Except maybe she did. Maybe that was why she’d been experiencing everything since what she saw in the bathroom. It was one thing to think that she’d seen a ghost, but altogether another to see an entire room rearranged. Perhaps her brain was misfiring. The knock she’d taken had jostled something loose.

“Here,” he said, pulling open the bedside table drawer. He lifted out a bottle of Tylenol and shook it at her like a rattle. She dragged her feet along the rug as she approached, held out her hand as he dropped two tablets into her palm.

“But what if you’re wrong?” she asked, staring at the pills. “What if I die in my sleep?”

He watched her for a long while before tossing aside his sheets. “Okay,” he said. “Get dressed.”

“What? Why?” She took a few steps away from his bed.
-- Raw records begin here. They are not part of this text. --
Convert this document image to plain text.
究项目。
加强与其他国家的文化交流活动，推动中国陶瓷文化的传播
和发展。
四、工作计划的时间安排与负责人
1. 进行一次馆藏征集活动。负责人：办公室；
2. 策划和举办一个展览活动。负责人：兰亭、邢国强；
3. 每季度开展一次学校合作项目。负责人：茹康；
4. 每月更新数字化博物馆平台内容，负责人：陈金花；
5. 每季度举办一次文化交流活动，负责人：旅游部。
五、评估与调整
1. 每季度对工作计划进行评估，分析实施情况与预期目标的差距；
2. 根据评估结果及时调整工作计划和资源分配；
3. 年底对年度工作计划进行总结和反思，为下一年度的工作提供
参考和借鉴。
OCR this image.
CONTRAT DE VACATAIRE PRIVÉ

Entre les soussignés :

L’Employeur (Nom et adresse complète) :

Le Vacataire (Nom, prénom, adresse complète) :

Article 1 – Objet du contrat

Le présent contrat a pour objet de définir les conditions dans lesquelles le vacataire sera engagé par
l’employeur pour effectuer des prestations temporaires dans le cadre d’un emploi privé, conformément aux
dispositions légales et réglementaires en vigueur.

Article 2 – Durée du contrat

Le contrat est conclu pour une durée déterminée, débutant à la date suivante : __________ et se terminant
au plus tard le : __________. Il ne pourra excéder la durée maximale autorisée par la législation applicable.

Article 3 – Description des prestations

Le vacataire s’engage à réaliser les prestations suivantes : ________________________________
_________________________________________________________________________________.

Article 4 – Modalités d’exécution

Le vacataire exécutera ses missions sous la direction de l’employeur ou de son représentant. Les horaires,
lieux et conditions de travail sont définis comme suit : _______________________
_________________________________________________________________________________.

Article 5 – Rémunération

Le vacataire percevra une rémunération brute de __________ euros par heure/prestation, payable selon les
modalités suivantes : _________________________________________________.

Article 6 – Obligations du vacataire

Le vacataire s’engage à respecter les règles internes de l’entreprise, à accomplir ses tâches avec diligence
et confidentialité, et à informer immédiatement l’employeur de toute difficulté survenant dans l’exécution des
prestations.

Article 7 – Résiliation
“Because you’re right,” he said. “I should have taken you to the hospital right off the bat.”

“No.” She shook her head. “No, forget it. I’m fine.”

“Except you’re worried about dying? Work with me here, kid—what is it that you want me to do?”

“Just forget it,” she said again. “Really, Dad. It went away earlier. If it was an aneurysm, it wouldn’t have gone away with pills, but it did, which means I’m okay. I don’t know what I’m talking about. It’s just a headache, that’s all.”

He frowned at her.

“Sorry for waking you up,” she murmured, closing her fingers around the medicine in her hand. She turned toward his door, and for a split second she hoped he’d tell her to sleep in his room, just in case. But he didn’t. And while she reasoned that he hadn’t offered because she was too old for that sort of babying, she couldn’t help but feel a flash of resentment as she sulked out of the room.

She wandered down the hall that was now devoid of the cheap landscapes she had seen hanging only minutes before. And while she clearly remembered leaving her bedroom door open, it was closed again. She hesitated, forcing herself to step inside despite what may have awaited her.

The room was just the way she left it. Nothing out of the ordinary. And while she should have felt comforted by its familiarity, all she wanted to do was cry.

Because she wasn’t crazy.

The girl in the mirror had been there. That shadow downstairs had probably been her. The house beyond her bedroom door had been all wrong. If there was nothing off with her head, what she’d seen had been real.